Examples of Single-site Clinical Trial Proposals

  • An investigator at Medical School A proposes to use functional electrical stimulation as an intervention to prevent cardiovascular declines in acute spinal cord injury. The intervention will be conducted at Medical School A. Participants are recruited from Medical School A only.
  • An investigator at University A proposes a community based-intervention to test the value of aspirin in the primary prevention of cardiovascular disease. The university will recruit participants from 12 counties in one state for the active arm. Participants will come to University A for physical exams and to provide blood samples.

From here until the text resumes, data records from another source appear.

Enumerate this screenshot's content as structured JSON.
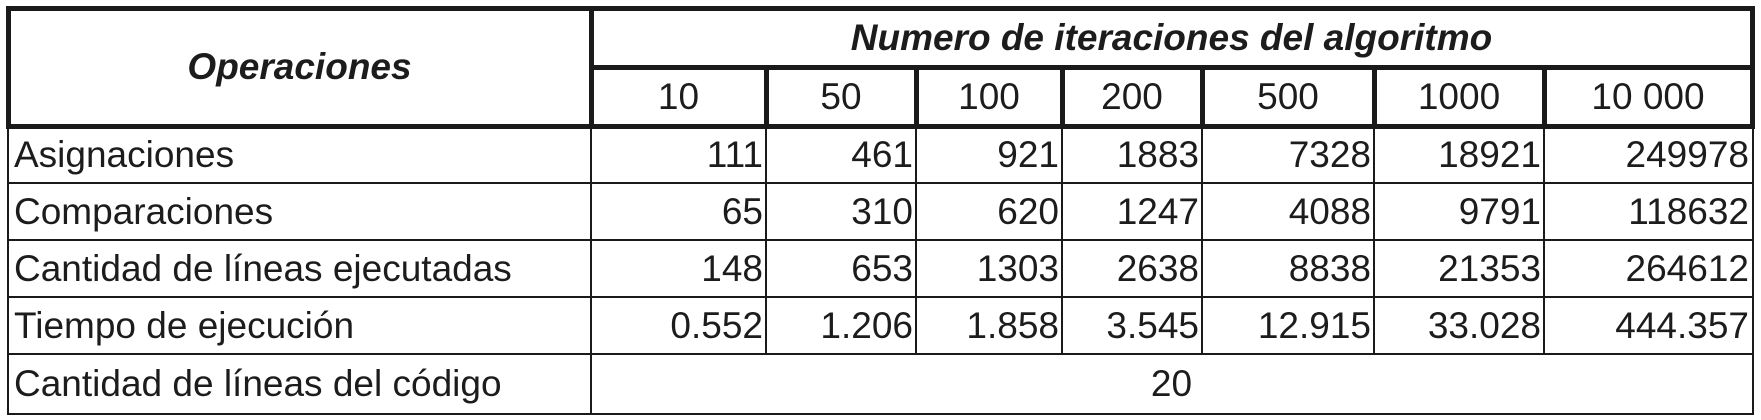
{
  "table": {
    "header_left": "Operaciones",
    "header_group": "Numero de iteraciones del algoritmo",
    "iterations": [
      "10",
      "50",
      "100",
      "200",
      "500",
      "1000",
      "10 000"
    ],
    "rows": [
      {
        "label": "Asignaciones",
        "values": [
          "111",
          "461",
          "921",
          "1883",
          "7328",
          "18921",
          "249978"
        ]
      },
      {
        "label": "Comparaciones",
        "values": [
          "65",
          "310",
          "620",
          "1247",
          "4088",
          "9791",
          "118632"
        ]
      },
      {
        "label": "Cantidad de líneas ejecutadas",
        "values": [
          "148",
          "653",
          "1303",
          "2638",
          "8838",
          "21353",
          "264612"
        ]
      },
      {
        "label": "Tiempo de ejecución",
        "values": [
          "0.552",
          "1.206",
          "1.858",
          "3.545",
          "12.915",
          "33.028",
          "444.357"
        ]
      }
    ],
    "footer_label": "Cantidad de líneas del código",
    "footer_value": "20"
  }
}
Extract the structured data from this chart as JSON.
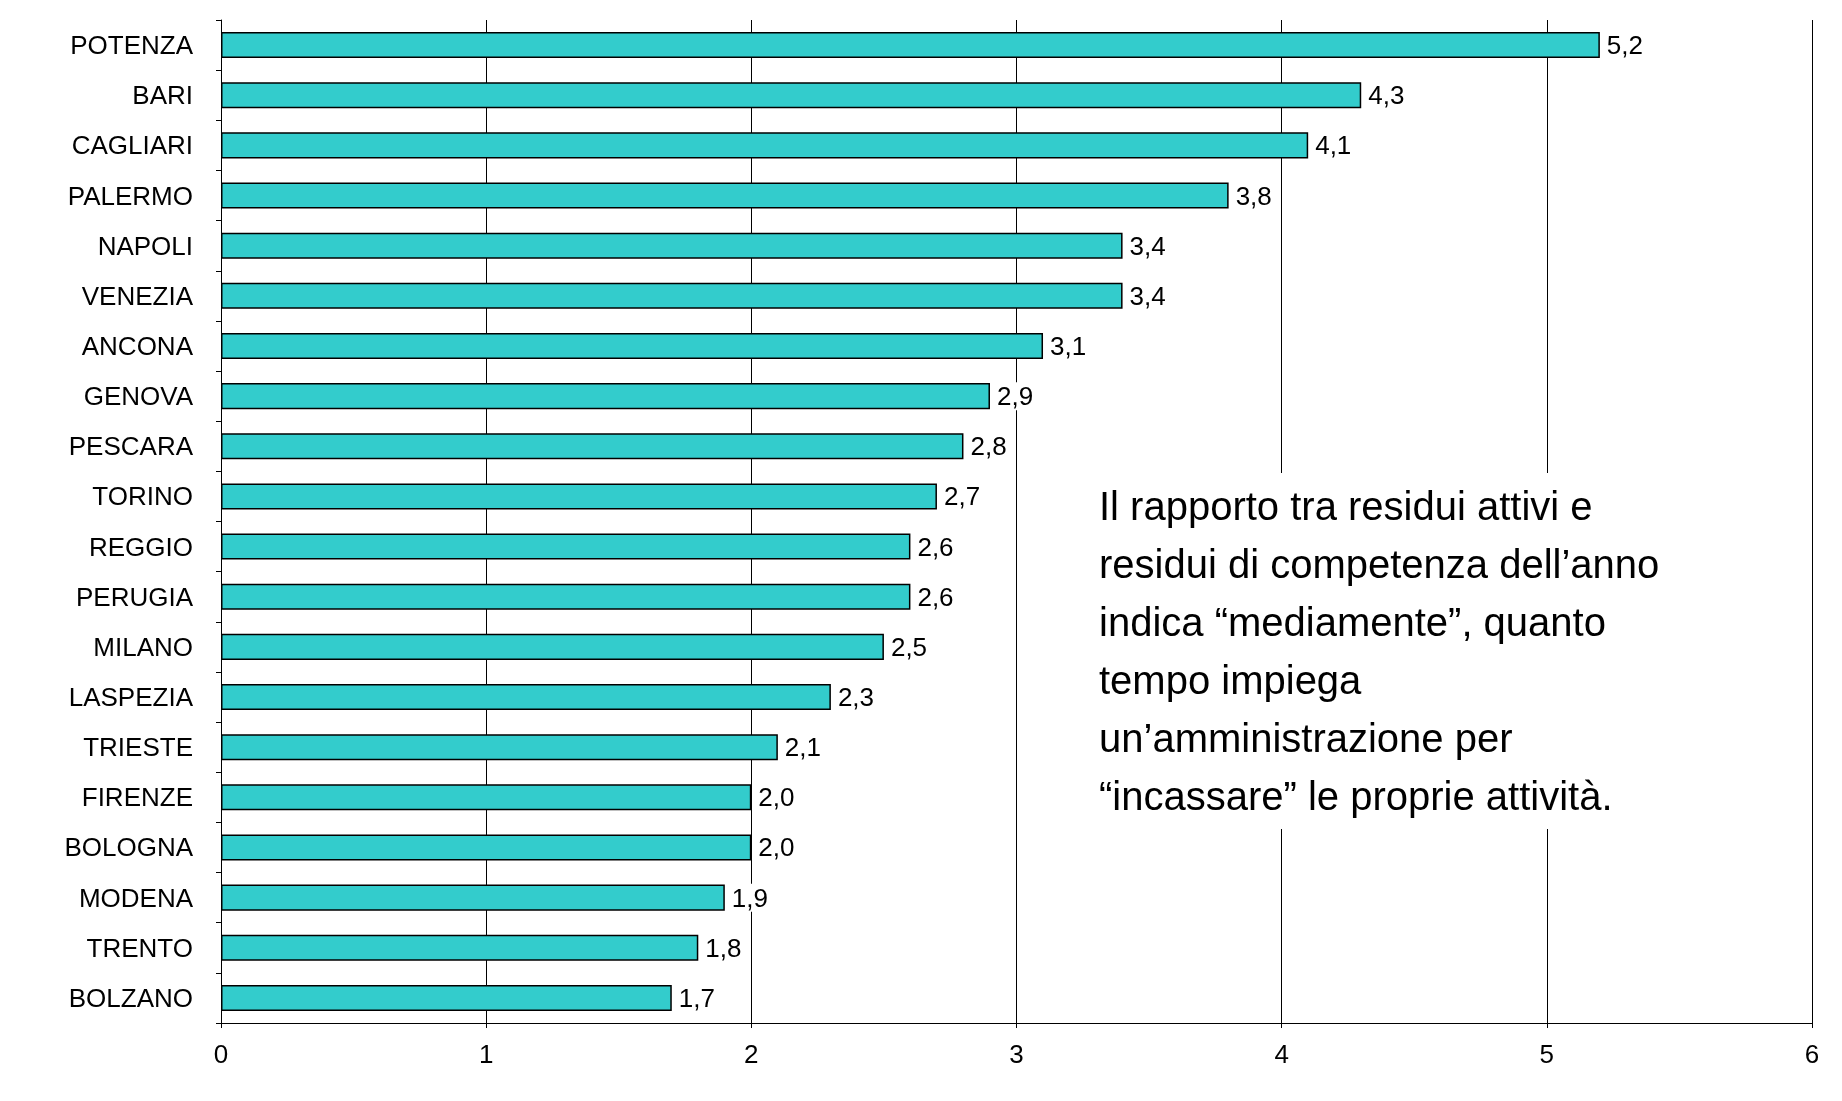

Control data will be collected from medical records from individuals with appropriate medical histories in the same counties. University A will compile the data and carry out all analyses.
  • An investigator at Public Health School A in the United States is proposing to test vitamin supplementation in school age children as an intervention to prevent asthma. Healthy children between the ages of 8 and 12 are being recruited and enrolled at schools in City B, where childhood asthma is a common public health problem. The intervention is being planned and coordinated by the investigator at Public Health School A and will be overseen by local public health officials in City B. The investigator will travel periodically to City B to conduct follow-up testing and data collection.
  • A team of investigators within a unified health system that serves multiple locations (clinics) runs a trial to implement a EHR-based recruitment plan at hospitals within the health system.

Examples of Multi-site Clinical Trial Proposals

  • An investigator has developed a drug for the treatment of asthma and, under IND, proposes to conduct a Phase II trial at two medical schools. The investigator submitting the application is at Medical School A and proposes to collaborate with an investigator at Medical School B. Each investigator will recruit trial participants from the patient populations at the hospitals affiliated with their respective schools, administer the drug to participants at each hospital, and conduct trial follow-up and data collection independently. The investigators will collaborate on data analysis and publication.
  • An investigator at University A proposes to conduct a physical activity intervention under controlled conditions with the aim of improving cardiovascular function in elderly patients. Trial participants will be recruited from five university-based and independent cardiology practices in the city where the university is located. The physical activity intervention will be conducted at three physical therapy practices under the supervision of three investigators (including the lead investigator). Each investigator will monitor patients and conduct follow-up testing and data collection independently. The investigator at University A will then pool and analyze the data.
  • An investigator at Medical School A proposes to utilize a cooling device to limit the damage from acute myocardial infarction. The cooling intervention will be conducted at nine independent investigational sites (university and community hospitals). Participants will be recruited from all the investigational sites. Medical School A will coordinate the protocol, as well as collect and analyze the data originating from all nine sites.